A sera, due astri solari, scaldano la mia notte. Lassù. Pazzi come la mia paura del fogliame che scodinzola, del profumo d’ombre e delle moltiplicazioni d’orma, che rivelano la reale presenza dell’arcigno selvatico. Pastulante nel forteto, sui miei passi da compire.

-Quasi quasi mi arresto, per non destare alcun sospetto. Ma lo devo catturare!…e con che cosa?

-(Semplice. Hai notato quei pensieri né in cielo e né in terra, che trascorrono, scivolando attorno alla sfera del tuo proponimento?)

-Ne visualizzo i lampi, ma nulla che sgoccioli in me come colore e mi sorvolano diretti verso il buio del confine!

-(Albeggerà e ti ritroverai faccia a faccia, col cinghiale a pancia all’aria. Non temere).

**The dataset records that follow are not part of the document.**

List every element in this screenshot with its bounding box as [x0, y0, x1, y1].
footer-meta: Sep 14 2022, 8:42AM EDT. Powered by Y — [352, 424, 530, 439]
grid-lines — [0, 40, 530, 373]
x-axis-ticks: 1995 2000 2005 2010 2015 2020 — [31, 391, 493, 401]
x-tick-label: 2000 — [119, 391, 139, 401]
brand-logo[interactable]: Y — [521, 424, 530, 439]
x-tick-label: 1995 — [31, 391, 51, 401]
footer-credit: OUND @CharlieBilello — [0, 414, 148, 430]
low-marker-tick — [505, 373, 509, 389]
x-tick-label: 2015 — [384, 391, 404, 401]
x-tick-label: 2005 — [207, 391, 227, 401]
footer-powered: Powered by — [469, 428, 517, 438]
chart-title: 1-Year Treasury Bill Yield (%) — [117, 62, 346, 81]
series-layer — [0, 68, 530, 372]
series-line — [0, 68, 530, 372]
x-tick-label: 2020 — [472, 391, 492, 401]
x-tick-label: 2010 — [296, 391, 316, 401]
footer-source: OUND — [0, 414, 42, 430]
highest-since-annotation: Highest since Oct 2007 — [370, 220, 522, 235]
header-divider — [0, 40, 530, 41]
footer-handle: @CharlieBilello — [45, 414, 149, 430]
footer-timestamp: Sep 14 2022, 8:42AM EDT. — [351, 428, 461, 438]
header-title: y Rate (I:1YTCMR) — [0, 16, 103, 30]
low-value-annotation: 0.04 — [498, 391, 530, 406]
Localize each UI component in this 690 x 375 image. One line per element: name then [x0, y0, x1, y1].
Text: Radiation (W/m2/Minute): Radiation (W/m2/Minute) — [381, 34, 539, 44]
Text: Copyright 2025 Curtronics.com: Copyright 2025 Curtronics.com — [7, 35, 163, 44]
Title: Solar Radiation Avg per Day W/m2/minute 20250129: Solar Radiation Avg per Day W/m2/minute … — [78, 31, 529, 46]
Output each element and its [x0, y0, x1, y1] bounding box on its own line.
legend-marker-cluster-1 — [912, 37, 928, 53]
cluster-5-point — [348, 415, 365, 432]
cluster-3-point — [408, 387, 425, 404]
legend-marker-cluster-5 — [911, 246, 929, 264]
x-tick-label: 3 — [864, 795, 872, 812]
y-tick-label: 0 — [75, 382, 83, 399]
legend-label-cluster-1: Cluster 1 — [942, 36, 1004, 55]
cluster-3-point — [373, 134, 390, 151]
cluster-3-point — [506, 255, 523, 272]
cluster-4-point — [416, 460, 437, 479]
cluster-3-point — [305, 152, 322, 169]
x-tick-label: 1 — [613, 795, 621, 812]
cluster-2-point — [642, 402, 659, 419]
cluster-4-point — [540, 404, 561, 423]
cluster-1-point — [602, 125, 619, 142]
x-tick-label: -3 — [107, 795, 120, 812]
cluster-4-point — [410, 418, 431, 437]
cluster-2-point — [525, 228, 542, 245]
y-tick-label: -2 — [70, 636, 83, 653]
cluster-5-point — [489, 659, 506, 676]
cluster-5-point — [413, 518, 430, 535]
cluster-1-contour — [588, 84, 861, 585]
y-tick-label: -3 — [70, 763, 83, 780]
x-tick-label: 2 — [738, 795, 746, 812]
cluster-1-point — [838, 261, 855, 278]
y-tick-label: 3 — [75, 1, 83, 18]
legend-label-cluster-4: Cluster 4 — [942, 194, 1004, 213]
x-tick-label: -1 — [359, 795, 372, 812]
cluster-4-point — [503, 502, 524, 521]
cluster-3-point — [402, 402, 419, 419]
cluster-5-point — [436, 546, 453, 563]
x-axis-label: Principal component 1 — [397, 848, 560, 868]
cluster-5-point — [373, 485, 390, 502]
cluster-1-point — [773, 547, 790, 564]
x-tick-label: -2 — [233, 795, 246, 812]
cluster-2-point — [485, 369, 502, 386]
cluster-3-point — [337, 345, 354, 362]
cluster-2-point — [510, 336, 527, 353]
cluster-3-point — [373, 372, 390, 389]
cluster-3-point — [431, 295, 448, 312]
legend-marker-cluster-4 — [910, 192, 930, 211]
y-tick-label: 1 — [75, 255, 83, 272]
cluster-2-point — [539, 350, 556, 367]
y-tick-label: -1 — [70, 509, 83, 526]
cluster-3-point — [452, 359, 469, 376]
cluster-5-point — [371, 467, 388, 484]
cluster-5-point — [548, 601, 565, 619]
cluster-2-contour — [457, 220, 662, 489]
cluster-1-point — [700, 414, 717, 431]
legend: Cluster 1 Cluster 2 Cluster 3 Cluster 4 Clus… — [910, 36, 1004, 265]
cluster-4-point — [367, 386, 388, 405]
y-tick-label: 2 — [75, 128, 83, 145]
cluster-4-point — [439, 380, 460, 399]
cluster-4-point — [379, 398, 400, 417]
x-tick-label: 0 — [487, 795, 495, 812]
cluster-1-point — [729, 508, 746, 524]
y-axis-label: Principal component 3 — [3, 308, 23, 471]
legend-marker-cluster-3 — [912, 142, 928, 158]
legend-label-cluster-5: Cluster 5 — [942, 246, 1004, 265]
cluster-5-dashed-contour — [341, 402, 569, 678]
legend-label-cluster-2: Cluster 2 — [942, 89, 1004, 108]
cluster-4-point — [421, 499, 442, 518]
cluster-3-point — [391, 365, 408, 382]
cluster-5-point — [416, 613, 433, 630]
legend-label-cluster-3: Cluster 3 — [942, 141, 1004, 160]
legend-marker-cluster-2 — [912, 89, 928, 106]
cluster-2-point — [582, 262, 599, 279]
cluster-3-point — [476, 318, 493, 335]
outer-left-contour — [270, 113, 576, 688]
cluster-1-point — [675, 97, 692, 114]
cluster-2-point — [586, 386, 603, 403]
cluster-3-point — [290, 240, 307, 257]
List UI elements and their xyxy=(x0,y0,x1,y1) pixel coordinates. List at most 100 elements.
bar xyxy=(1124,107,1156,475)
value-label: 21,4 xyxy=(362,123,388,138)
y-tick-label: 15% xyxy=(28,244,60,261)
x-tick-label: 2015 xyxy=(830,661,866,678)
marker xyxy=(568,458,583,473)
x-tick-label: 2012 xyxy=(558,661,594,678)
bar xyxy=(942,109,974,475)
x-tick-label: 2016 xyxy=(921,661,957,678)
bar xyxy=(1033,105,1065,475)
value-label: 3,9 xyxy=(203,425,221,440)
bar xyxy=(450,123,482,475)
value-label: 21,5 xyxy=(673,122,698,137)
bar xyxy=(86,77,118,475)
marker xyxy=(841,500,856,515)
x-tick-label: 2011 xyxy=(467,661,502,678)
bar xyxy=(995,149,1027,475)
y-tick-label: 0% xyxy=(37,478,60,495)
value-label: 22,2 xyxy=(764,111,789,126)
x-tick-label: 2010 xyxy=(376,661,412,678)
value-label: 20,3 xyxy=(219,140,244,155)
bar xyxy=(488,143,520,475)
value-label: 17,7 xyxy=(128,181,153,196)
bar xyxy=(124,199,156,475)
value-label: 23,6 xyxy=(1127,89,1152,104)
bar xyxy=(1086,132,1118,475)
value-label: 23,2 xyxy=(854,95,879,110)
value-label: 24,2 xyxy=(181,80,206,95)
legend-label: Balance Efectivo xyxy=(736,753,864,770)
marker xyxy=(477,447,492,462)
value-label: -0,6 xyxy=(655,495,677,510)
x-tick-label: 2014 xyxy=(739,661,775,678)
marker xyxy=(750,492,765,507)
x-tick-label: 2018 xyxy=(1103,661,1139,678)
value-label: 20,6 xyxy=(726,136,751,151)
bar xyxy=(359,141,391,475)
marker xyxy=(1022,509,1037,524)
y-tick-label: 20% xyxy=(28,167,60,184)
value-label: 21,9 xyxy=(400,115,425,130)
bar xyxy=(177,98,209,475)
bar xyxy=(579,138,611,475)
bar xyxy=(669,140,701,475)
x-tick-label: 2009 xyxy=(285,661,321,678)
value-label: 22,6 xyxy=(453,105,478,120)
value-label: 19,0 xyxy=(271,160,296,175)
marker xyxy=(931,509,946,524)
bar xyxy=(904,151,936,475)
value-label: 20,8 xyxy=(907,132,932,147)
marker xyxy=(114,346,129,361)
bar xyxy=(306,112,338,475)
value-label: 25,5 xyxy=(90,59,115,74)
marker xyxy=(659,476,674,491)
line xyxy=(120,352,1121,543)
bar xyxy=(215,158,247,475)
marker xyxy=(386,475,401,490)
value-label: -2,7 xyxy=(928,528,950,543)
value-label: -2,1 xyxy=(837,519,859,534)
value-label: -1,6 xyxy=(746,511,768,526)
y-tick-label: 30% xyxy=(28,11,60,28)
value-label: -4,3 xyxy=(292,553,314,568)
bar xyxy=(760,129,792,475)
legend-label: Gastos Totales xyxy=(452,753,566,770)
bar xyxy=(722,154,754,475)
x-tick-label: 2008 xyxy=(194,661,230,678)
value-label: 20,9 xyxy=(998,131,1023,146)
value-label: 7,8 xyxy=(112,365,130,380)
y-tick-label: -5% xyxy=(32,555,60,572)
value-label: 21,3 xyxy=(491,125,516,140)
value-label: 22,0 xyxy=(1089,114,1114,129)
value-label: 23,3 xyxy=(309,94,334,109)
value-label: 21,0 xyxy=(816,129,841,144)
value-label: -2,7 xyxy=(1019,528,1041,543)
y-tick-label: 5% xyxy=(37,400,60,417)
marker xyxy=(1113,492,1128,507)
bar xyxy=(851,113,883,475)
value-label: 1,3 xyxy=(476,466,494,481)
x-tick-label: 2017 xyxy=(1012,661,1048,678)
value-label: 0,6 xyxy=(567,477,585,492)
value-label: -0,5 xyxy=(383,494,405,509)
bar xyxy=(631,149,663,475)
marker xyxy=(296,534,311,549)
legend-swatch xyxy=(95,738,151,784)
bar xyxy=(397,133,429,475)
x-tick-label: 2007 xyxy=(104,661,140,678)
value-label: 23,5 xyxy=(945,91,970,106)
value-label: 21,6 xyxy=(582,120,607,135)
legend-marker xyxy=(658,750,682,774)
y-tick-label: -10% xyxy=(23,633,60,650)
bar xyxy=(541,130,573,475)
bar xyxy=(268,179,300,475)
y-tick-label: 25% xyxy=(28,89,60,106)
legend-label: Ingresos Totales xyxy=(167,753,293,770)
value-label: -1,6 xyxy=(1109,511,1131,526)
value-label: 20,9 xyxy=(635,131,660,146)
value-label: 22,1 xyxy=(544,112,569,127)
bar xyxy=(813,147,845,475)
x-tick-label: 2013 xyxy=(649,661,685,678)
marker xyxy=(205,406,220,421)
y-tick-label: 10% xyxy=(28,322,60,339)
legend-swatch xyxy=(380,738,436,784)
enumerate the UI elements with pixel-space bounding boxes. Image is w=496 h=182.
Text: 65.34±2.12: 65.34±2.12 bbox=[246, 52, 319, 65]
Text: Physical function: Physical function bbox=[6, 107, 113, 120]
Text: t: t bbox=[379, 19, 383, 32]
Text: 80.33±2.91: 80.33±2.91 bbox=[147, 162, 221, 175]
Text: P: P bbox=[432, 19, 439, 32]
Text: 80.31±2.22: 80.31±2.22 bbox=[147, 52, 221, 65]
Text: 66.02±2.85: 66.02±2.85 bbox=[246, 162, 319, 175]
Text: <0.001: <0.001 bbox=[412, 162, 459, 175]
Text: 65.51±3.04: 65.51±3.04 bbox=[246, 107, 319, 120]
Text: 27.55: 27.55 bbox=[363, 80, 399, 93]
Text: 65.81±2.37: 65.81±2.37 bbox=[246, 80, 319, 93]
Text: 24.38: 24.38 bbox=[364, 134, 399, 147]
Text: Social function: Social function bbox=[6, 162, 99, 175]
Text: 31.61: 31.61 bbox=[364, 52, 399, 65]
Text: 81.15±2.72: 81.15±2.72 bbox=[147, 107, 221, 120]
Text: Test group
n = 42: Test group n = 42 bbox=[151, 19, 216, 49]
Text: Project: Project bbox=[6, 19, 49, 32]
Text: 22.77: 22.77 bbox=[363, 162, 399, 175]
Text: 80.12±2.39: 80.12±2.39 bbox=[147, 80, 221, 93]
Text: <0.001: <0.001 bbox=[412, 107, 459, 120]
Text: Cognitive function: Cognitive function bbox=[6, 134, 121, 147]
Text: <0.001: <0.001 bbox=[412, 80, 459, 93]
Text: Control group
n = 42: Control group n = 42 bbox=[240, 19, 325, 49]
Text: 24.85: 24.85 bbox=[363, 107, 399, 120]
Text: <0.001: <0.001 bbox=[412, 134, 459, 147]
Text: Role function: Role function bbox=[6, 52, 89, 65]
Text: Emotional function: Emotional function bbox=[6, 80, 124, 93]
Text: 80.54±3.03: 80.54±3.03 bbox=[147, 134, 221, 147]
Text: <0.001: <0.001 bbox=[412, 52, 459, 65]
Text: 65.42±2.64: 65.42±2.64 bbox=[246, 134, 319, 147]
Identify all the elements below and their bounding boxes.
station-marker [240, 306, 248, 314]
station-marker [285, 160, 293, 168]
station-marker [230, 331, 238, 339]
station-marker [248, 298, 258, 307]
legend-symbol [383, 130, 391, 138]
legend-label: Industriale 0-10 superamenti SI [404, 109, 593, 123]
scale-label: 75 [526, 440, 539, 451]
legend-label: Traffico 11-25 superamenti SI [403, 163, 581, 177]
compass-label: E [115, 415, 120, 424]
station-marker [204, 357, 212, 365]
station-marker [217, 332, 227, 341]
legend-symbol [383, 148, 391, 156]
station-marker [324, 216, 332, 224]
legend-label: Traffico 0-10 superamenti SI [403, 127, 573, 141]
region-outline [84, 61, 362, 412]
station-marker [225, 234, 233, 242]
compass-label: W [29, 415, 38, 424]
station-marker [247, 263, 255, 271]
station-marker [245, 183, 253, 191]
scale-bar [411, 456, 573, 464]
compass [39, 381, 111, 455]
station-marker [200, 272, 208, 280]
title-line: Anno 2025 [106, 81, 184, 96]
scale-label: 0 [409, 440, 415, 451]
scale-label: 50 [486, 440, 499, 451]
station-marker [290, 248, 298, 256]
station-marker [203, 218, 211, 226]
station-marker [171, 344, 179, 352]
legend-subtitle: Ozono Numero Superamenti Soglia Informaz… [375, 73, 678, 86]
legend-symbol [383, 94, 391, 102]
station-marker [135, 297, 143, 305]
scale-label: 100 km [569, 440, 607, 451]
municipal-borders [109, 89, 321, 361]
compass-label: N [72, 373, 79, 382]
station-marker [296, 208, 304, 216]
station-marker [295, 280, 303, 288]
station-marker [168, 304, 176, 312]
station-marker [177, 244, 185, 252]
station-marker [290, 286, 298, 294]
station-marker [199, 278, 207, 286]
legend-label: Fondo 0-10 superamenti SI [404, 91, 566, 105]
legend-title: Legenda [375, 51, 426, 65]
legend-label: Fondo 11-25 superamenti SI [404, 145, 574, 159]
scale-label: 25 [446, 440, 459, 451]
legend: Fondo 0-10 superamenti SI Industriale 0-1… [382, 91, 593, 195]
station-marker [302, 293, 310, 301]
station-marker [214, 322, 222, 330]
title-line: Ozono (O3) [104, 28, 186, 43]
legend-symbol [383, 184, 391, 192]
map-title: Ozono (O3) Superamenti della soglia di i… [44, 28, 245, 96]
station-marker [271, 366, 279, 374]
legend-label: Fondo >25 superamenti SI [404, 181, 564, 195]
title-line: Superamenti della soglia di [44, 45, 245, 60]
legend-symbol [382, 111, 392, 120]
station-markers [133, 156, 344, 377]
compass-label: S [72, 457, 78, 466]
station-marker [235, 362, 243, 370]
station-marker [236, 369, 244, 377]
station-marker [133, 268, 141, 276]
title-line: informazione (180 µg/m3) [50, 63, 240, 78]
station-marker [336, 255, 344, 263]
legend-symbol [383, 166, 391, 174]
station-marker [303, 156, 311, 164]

-Sarà, ma i pensieri del mio “germoglio”, son personali e continuano ad attraversarmi estranei!

 

 

*

 

 

Piove ed è notte, sul fogliame decaduto. Fradicio di te mia dolce Christin. Odori intimi che preludono alla Donna: il fulcro, di questo incantevole sottobosco appisolato. Del verro smaliziato ho perso le tracce, tralasciando ingenuamente il fiuto del vento. Certo, la bagarre della cacciata si fa col naso e non con gli occhi, ma la pioggia bracca me che poso la stanchezza, sulle braccia di radici affioranti.

 

Al mattino, imbalsamato dal freddo e controvento, ritrovo l’incantesimo nel regno impenetrabile di arbusti e rovi. La luce, avventurata, mi lascia comprendere di essere appollaiato nel ruvido abbraccio di ginepri e spinosi cespi di ginestra. I merli e i pettirossi, sembrano preferirmi; canticchiando e rendendo il mio risveglio, colmo di musica e sensazioni.

Si fa concreta la retta via solo quando, dietro i tronchi, immagino baritono l’elemento.

Puzzolente e fulminato mi rialzo. L’ora, sembra essere quella giusta. Spero solo che la preda, abbia in bianco solo il suo recente passato[2].

 

 

*

 

 

Scappo e salto, affannato ma convinto di potergli tirare le orecchie e possederlo, solo con la forza delle braccia.

Zig zag e poso, le mie prossime orme, in punta di piedi.

-Schh, silenzio!

Immobile astuto, stipato sull’argine di una proda, ronfa e scorreggia invisibile, dietro un cespo di stipa.

 

Eccomi di sorpresa su di lui che si inalbera!

-Lo tengo, lo tengo!

Ci dimeniamo, rotolando come due giovani innamorati. Poi gli sferro un cazzotto, due ceffoni e mi sale in grembo; grugnendo e slinguacciandomi come se fossi io, la sua sposa (sbadiglio).

 

Appesantito da 200 Kg. di zavorra, inizio l’ascesa fin sui punti di partenza e poi fuoriesco soddisfatto di me.

 

 

*

 

 

Eccovi, cari amici, quello che io credo possa digerire solo oggi: un forte odore di selvatico, tra le lenzuola di Pasqua.

-Guarda laggiù! Il cavallo ricoperto dalle sue salsiccette, che se la squaglia!

E guardate, miei illustrissimi, i vostri occhi! Come son buffi di fronte al sorriso della mia pazzia!

-…Krisst, smettila di accarezzare la tua folta e balbuziente farfallina!

-E perché?

-Vedo che…deve ancora bisbigliarmi qualcosa, lo sento!

 

 

 

 

 

 

 

 

 



[1] Le tue ciglia.

[2] Sia in carne; bella trippacchiuta.